With apologies to Thomas Burnett Swann.
It was Minotaur Night again at the House of Sled: the intermittent Friday when my Olympic lifter client shows up to have his huge flanks and rump tenderized with my fists, my elbows, an electric powered Thumper, and a two by four. (Just kidding about that last.)
This always seems to happen on the same day as capital-S Shit: for example, this morning, departure to the gym was complicated by the whiney chiming of my super-duper digitally programmed washer, telling me that the tub wasn’t draining and to check the hose and filter already. Some man — I am sure it was a man — designed the filter compartment so that, when you open it, water glurts helplessly out onto the floor because the access panel is too low on the washer to let you slide even the shallowest of receptacles in front of it. A mop became involved. This always happen when you are in a hurry.
For example: on returning, I opened the back screened porch and the massage room only to find that the slightly opened windows at both locations admitted a reek of petrol that suggested a Molotov Cocktail operation was in progress on the premises. Investigation revealed that my dipwit gardener David had neglected the agreed on storage system for his lawnmower fuel supply, and a couple of canisters were afloat in an old recycling bin just under the porch. Do you know how many times you have to wash your hands before they stop smelling of gasoline, once you wrangle a mess like this? With someone undressed and on the table?

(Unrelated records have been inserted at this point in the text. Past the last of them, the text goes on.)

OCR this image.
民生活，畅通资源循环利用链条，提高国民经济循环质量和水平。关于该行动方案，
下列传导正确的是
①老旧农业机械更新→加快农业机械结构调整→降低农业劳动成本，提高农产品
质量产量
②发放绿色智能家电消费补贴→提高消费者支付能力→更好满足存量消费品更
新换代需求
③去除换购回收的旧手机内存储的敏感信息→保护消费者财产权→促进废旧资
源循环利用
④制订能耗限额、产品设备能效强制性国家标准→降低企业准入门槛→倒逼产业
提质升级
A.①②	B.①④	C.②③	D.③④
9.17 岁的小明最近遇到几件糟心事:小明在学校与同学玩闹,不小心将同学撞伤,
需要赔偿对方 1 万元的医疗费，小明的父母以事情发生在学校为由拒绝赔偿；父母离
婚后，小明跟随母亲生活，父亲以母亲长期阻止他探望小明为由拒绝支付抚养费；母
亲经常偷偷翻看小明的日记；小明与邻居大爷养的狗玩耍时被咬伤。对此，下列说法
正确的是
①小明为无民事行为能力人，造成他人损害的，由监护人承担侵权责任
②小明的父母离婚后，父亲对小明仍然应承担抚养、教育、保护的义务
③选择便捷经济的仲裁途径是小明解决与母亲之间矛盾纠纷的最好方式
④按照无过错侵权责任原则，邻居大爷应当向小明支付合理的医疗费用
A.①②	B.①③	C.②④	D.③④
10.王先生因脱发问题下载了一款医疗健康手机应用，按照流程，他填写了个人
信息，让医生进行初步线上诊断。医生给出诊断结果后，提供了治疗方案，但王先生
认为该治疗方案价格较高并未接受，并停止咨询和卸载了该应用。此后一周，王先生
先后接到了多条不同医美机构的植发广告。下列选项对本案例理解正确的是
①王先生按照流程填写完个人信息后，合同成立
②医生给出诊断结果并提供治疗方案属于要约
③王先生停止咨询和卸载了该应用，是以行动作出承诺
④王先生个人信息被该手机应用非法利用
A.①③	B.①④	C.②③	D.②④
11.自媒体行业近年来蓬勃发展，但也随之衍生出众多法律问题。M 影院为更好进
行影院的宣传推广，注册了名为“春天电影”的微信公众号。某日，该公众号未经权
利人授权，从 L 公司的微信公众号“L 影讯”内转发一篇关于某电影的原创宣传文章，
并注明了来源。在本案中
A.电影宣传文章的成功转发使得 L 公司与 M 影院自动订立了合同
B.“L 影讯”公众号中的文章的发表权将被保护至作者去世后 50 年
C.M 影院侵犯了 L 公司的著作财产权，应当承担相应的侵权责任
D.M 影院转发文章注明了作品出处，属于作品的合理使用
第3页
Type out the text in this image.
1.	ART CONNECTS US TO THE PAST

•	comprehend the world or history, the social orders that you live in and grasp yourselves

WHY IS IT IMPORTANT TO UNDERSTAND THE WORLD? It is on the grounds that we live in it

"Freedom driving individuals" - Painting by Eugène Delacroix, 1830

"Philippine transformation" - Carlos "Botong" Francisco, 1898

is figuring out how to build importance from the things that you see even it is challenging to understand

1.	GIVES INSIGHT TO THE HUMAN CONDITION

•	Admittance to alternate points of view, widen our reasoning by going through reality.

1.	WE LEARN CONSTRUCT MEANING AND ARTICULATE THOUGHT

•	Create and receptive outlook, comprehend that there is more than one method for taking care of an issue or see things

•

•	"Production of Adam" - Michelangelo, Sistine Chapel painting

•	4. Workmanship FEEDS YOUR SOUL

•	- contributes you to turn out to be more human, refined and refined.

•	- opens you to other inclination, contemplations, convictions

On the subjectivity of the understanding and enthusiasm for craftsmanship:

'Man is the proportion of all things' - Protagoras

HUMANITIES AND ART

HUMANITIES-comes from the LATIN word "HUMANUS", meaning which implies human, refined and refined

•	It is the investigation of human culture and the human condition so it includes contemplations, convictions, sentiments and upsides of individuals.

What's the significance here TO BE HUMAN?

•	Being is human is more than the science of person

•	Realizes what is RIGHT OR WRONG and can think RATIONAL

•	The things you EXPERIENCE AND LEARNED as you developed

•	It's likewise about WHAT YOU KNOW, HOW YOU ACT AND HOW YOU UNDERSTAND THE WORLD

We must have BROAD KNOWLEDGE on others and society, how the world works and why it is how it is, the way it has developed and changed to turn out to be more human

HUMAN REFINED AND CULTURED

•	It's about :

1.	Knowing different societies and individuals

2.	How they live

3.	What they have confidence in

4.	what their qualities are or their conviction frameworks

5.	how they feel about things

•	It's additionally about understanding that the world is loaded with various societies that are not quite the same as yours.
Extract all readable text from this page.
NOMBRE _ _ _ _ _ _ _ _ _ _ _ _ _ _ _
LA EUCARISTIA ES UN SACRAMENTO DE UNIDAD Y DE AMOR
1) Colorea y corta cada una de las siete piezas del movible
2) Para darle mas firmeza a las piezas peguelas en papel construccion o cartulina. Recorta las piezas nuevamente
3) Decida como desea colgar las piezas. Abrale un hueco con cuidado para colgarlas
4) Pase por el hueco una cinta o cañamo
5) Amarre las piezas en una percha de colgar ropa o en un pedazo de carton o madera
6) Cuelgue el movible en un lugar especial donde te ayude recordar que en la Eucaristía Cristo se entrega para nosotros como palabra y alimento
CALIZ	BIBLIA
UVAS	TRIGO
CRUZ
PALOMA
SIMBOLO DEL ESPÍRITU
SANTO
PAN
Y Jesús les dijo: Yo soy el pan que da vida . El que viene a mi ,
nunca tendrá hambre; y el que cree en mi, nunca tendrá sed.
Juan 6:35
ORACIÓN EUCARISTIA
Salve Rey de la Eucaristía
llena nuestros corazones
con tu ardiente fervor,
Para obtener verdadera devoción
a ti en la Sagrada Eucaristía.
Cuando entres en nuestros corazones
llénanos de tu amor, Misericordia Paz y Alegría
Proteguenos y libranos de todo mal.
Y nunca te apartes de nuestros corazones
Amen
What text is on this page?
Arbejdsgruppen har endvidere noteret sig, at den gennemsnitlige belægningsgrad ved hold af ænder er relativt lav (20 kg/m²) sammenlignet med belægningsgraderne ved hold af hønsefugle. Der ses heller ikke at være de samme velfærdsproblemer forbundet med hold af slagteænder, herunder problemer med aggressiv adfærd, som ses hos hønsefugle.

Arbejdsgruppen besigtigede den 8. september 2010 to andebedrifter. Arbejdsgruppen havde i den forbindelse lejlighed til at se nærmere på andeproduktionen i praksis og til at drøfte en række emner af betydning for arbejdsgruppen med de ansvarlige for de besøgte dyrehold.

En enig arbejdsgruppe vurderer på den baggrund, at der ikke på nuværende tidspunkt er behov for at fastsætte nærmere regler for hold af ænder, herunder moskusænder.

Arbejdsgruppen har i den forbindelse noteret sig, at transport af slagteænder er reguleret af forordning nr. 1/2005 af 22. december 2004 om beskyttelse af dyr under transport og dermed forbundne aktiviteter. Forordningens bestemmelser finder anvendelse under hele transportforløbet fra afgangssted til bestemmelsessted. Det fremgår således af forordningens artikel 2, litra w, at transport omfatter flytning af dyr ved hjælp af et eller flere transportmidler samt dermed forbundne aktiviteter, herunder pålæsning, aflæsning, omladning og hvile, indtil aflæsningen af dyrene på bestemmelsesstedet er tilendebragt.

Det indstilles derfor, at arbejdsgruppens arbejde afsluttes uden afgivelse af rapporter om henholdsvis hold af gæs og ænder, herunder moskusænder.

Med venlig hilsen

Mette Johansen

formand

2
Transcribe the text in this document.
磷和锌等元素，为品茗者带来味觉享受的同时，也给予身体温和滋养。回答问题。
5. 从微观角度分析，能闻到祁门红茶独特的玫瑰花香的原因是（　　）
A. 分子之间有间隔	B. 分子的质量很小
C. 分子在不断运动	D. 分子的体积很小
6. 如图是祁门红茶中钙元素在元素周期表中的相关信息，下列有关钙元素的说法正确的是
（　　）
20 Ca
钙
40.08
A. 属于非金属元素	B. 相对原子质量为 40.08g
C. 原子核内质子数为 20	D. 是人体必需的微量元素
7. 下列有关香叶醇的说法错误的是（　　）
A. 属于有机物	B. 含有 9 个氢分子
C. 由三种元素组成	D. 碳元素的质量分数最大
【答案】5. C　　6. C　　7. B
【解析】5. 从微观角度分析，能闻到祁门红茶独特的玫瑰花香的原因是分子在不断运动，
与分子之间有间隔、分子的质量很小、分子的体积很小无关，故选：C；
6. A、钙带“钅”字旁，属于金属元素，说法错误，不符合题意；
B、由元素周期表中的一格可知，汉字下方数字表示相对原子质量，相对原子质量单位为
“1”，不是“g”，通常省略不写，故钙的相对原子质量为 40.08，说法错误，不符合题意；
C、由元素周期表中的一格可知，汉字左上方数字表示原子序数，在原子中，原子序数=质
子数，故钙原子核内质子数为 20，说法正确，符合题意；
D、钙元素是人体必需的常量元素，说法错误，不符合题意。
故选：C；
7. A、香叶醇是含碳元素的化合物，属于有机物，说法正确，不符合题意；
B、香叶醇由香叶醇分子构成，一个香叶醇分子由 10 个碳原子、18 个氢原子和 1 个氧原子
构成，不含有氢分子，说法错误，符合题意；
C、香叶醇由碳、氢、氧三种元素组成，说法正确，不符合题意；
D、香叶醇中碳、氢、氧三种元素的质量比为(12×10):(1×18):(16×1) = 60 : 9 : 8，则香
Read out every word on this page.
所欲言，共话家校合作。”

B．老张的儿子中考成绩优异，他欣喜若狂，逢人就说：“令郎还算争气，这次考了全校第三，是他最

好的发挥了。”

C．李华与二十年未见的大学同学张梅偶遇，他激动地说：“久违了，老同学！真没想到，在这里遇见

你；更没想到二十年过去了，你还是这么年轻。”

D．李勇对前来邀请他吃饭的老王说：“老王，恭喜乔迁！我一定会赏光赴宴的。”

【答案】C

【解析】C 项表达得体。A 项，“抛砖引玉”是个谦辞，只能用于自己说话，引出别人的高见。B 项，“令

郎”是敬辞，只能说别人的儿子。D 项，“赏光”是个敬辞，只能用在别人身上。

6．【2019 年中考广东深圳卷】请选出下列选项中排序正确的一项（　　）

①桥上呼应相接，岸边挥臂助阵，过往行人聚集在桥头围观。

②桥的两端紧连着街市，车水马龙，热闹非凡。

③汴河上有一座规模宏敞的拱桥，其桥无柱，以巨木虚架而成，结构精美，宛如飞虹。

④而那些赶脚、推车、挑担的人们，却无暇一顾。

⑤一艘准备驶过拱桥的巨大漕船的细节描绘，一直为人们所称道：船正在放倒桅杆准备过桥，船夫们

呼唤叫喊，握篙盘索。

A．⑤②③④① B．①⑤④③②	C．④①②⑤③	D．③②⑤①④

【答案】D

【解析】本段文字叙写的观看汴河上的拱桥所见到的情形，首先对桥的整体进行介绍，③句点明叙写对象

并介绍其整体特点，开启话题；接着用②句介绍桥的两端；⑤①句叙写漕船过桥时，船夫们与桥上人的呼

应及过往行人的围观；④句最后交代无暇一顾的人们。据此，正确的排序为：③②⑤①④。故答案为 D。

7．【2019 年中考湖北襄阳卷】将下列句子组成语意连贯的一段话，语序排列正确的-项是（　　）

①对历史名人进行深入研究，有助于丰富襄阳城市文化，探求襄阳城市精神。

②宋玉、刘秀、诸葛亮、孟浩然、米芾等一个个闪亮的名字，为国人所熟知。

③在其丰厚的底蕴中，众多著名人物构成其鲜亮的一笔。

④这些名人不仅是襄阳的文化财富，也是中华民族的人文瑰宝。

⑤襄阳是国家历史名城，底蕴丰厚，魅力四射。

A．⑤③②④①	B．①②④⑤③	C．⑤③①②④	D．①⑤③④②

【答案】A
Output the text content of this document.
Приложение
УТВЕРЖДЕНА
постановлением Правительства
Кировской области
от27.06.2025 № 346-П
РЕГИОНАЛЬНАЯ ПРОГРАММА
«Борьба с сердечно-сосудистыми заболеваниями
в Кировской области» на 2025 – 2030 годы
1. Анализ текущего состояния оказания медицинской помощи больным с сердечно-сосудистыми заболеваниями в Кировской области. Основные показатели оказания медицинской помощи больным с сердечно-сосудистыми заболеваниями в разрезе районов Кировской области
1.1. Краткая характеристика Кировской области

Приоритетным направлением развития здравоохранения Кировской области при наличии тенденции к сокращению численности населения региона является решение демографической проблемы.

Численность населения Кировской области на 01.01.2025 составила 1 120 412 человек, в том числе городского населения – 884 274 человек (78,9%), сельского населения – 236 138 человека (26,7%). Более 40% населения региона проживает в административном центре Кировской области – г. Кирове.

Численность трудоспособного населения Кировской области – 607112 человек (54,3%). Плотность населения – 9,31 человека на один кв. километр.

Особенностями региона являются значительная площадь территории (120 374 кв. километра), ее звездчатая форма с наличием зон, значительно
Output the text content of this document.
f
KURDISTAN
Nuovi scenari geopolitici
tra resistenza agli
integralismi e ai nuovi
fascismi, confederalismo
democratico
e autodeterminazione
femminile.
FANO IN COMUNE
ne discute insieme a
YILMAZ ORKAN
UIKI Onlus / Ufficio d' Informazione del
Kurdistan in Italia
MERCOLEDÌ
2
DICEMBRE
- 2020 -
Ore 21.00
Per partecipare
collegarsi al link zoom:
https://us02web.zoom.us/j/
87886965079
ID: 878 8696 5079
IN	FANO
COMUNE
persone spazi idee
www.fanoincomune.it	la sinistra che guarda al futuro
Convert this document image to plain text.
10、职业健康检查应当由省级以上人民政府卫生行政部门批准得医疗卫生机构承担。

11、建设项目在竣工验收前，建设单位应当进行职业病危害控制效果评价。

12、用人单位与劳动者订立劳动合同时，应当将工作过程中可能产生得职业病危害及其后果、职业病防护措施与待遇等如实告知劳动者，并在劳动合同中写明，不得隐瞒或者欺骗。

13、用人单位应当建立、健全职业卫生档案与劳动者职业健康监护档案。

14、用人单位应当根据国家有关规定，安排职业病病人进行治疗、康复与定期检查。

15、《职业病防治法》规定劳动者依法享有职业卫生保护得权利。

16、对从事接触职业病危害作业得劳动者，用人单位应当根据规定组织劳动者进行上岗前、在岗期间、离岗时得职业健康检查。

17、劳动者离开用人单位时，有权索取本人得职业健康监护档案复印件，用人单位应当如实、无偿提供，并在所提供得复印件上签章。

About Thomas Burnett Swann. I have a few of his cheaply published Ace mass market paperbacks from the sixties and seventies, delectably romantic mythic yet quotidian stuff. He was dead by the time I read them, I think. I don’t even have to go back and pry the volume off the bookshelf to remember his colloquy involving a Cretan woman and a rural farming couple (think American Gothic) from the distant exurbs: “Rouge your nipples, dear?” (Cretan fashionable dress at one point exposed the breasts; cosmetics followed; human nature.) The farm wife catches her husband’s eye, implying desire for a smart outfit that would allow similar adornment. “Some things is best left indoors,” grunts killjoy (or realist) spouse.
Later novelists admired him.
He called on us to re-imagine a Golden Age and long for it. On days like this I am totally down with him.